Sir, I relate to this completely, though for different reasons and at a younger period in my life.
Like when you said we can’t talk things before a certain age but you referred to a medical issue only, that applied to me too as I injured my perineum area about 2 weeks before turning 10 when taking a jump on a big dirt hill on my 70’s bike, meaning it wasn’t a BMX bike. The front tire kinda folded in two upon landing, gravity won out of course as I was still up in the air coming down when the front tire collapsed so my perineum area hit the cross bar hard and caused an internal injury for me. My mom was mean, abusive and this was the 70’s. I avoided her back then. I never received a birds and the bees talk from her ever but I was told that bodies change in puberty etc. So when I began going through major changes I just thought it was due to normal aging, as in developing in puberty, and that nothing could be done. But changes were happening to me due to my medical condition and injury to my perineum area as it caused a fistula in an artery down there. Due to that, it was left untreated. There is much more to this but I will say that seeing doctors after my divorce I was informed that many fistulas, about half, are able to heal and close on their own. My doctors then, when I was 39 and 40 told me after discussions about my symptoms and body changes with them from my childhood injury that my fistula likely closed after a while on its own.

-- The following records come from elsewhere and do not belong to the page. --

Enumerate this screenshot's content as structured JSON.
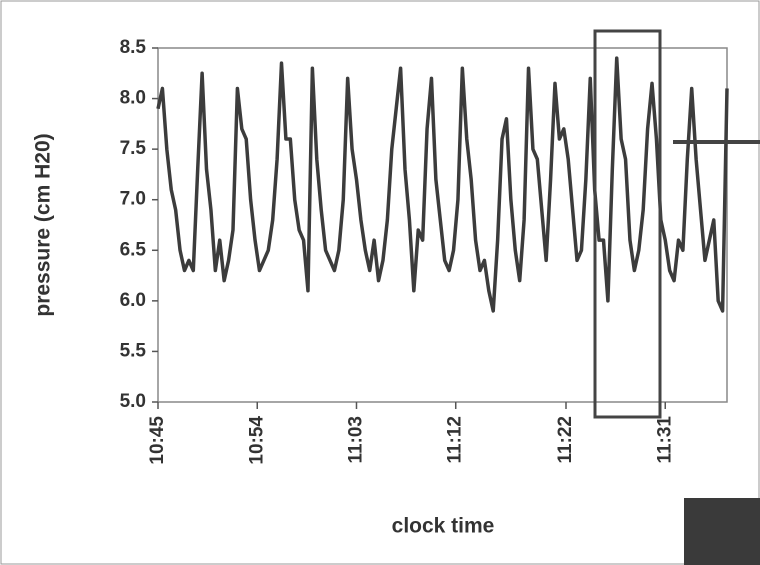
{
  "chart_data": {
    "type": "line",
    "xlabel": "clock time",
    "ylabel": "pressure (cm H20)",
    "color": "#3c3c3c",
    "xlim": [
      645,
      696.6
    ],
    "xticks": [
      {
        "value": 645,
        "label": "10:45"
      },
      {
        "value": 654,
        "label": "10:54"
      },
      {
        "value": 663,
        "label": "11:03"
      },
      {
        "value": 672,
        "label": "11:12"
      },
      {
        "value": 682,
        "label": "11:22"
      },
      {
        "value": 691,
        "label": "11:31"
      }
    ],
    "ylim": [
      5,
      8.5
    ],
    "yticks": [
      {
        "value": 5,
        "label": "5.0"
      },
      5.5,
      {
        "value": 6,
        "label": "6.0"
      },
      6.5,
      {
        "value": 7,
        "label": "7.0"
      },
      7.5,
      {
        "value": 8,
        "label": "8.0"
      },
      8.5
    ],
    "x": [
      645,
      645.4,
      645.8,
      646.2,
      646.6,
      647,
      647.4,
      647.8,
      648.2,
      648.6,
      649,
      649.4,
      649.8,
      650.2,
      650.6,
      651,
      651.4,
      651.8,
      652.2,
      652.6,
      653,
      653.4,
      653.8,
      654.2,
      654.6,
      655,
      655.4,
      655.8,
      656.2,
      656.6,
      657,
      657.4,
      657.8,
      658.2,
      658.6,
      659,
      659.4,
      659.8,
      660.2,
      660.6,
      661,
      661.4,
      661.8,
      662.2,
      662.6,
      663,
      663.4,
      663.8,
      664.2,
      664.6,
      665,
      665.4,
      665.8,
      666.2,
      666.6,
      667,
      667.4,
      667.8,
      668.2,
      668.6,
      669,
      669.4,
      669.8,
      670.2,
      670.6,
      671,
      671.4,
      671.8,
      672.2,
      672.6,
      673,
      673.4,
      673.8,
      674.2,
      674.6,
      675,
      675.4,
      675.8,
      676.2,
      676.6,
      677,
      677.4,
      677.8,
      678.2,
      678.6,
      679,
      679.4,
      679.8,
      680.2,
      680.6,
      681,
      681.4,
      681.8,
      682.2,
      682.6,
      683,
      683.4,
      683.8,
      684.2,
      684.6,
      685,
      685.4,
      685.8,
      686.2,
      686.6,
      687,
      687.4,
      687.8,
      688.2,
      688.6,
      689,
      689.4,
      689.8,
      690.2,
      690.6,
      691,
      691.4,
      691.8,
      692.2,
      692.6,
      693,
      693.4,
      693.8,
      694.2,
      694.6,
      695,
      695.4,
      695.8,
      696.2,
      696.6
    ],
    "values": [
      7.9,
      8.1,
      7.5,
      7.1,
      6.9,
      6.5,
      6.3,
      6.4,
      6.3,
      7.3,
      8.25,
      7.3,
      6.9,
      6.3,
      6.6,
      6.2,
      6.4,
      6.7,
      8.1,
      7.7,
      7.6,
      7.0,
      6.6,
      6.3,
      6.4,
      6.5,
      6.8,
      7.4,
      8.35,
      7.6,
      7.6,
      7.0,
      6.7,
      6.6,
      6.1,
      8.3,
      7.4,
      6.9,
      6.5,
      6.4,
      6.3,
      6.5,
      7.0,
      8.2,
      7.5,
      7.2,
      6.8,
      6.5,
      6.3,
      6.6,
      6.2,
      6.4,
      6.8,
      7.5,
      7.9,
      8.3,
      7.3,
      6.8,
      6.1,
      6.7,
      6.6,
      7.7,
      8.2,
      7.2,
      6.8,
      6.4,
      6.3,
      6.5,
      7.0,
      8.3,
      7.6,
      7.2,
      6.6,
      6.3,
      6.4,
      6.1,
      5.9,
      6.6,
      7.6,
      7.8,
      7.0,
      6.5,
      6.2,
      6.8,
      8.3,
      7.5,
      7.4,
      6.9,
      6.4,
      7.2,
      8.15,
      7.6,
      7.7,
      7.4,
      6.9,
      6.4,
      6.5,
      7.2,
      8.2,
      7.1,
      6.6,
      6.6,
      6.0,
      7.3,
      8.4,
      7.6,
      7.4,
      6.6,
      6.3,
      6.5,
      6.9,
      7.7,
      8.15,
      7.6,
      6.8,
      6.6,
      6.3,
      6.2,
      6.6,
      6.5,
      7.4,
      8.1,
      7.4,
      6.9,
      6.4,
      6.6,
      6.8,
      6.0,
      5.9,
      8.1
    ]
  }
}
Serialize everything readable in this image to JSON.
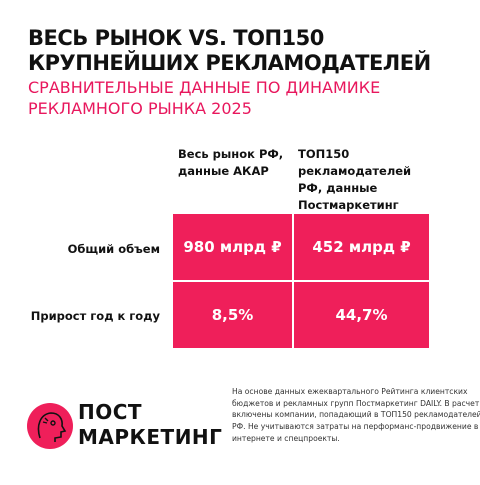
{
  "header": {
    "title": [
      "ВЕСЬ РЫНОК VS. ТОП150",
      "КРУПНЕЙШИХ РЕКЛАМОДАТЕЛЕЙ"
    ],
    "subtitle": [
      "СРАВНИТЕЛЬНЫЕ ДАННЫЕ ПО ДИНАМИКЕ",
      "РЕКЛАМНОГО РЫНКА 2025"
    ]
  },
  "table": {
    "columns": [
      [
        "Весь рынок РФ,",
        "данные АКАР"
      ],
      [
        "ТОП150",
        "рекламодателей",
        "РФ, данные",
        "Постмаркетинг"
      ]
    ],
    "rows": [
      [
        "Общий объем",
        "980 млрд ₽",
        "452 млрд ₽"
      ],
      [
        "Прирост год к году",
        "8,5%",
        "44,7%"
      ]
    ]
  },
  "logo": [
    "ПОСТ",
    "МАРКЕТИНГ"
  ],
  "footnote": [
    "На основе данных ежеквартального Рейтинга клиентских",
    "бюджетов и рекламных групп Постмаркетинг DAILY. В расчет",
    "включены компании, попадающий в ТОП150 рекламодателей",
    "РФ. Не учитываются затраты на перформанс-продвижение в",
    "интернете и спецпроекты."
  ]
}
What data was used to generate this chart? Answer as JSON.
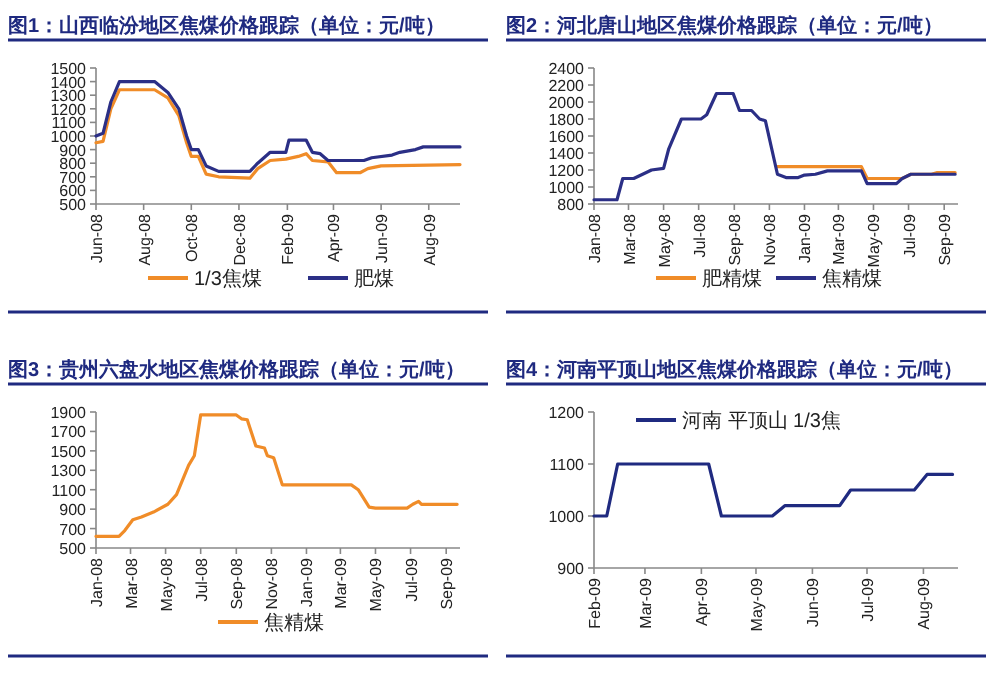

However, by that time, real permanent changes had taken place for me due to the injury while also being in puberty then as the injury occurred during puberty for me and that played into changes for me coupled with my perineum injury.
I understand and I really am sorry about that for you. And I continue to learn more about Europe from this forum. I didn’t realize that there weren’t therapists like over here in the U.S.
All of us hear that time heals and to a certain extent that’s true. I may not speak for others, but as for me, it only heals to a certain extent for some things. I still grapple with things from decades ago even though I have healed. For some things, scars remain forever even after healing. I’m not just talking about physical scars now mind you, but mental ones.
One last tidbit is that for me, even when thinking about your issues, your timeline, I always try to step back and think of it from a 30,000 foot viewpoint. As I’ve said before, life doesn’t happen in a vacuum. Things are connected and interrelated and I went down many a rabbit hole concerning such things in my years in therapy.
Yes, your specific details matter, a lot but I always try to think about what all a person went through and while they may say that ABC and XYZ happened to them and it did, that doesn’t begin to cover everything that happened to them. Add it all up, if a person was teased, if they “missed” out on things they may not get back that is still a part of what happened to them even though it wasn’t the injury itself or an accident, a bug bite or think of another being in a car accident. It’s a domino effect.
It isn’t just the injury and the symptoms. It’s how folks are mentally with it then as well as later on too. Things like this have a way of affecting a person years and decades later too. I mean you said that now you’re getting more melancholy over it due to lost time and pleasure though this all stemmed from things decades before. Leaving out the actual issues now, it’s this larger point that always gets me, for my sake and for others like you.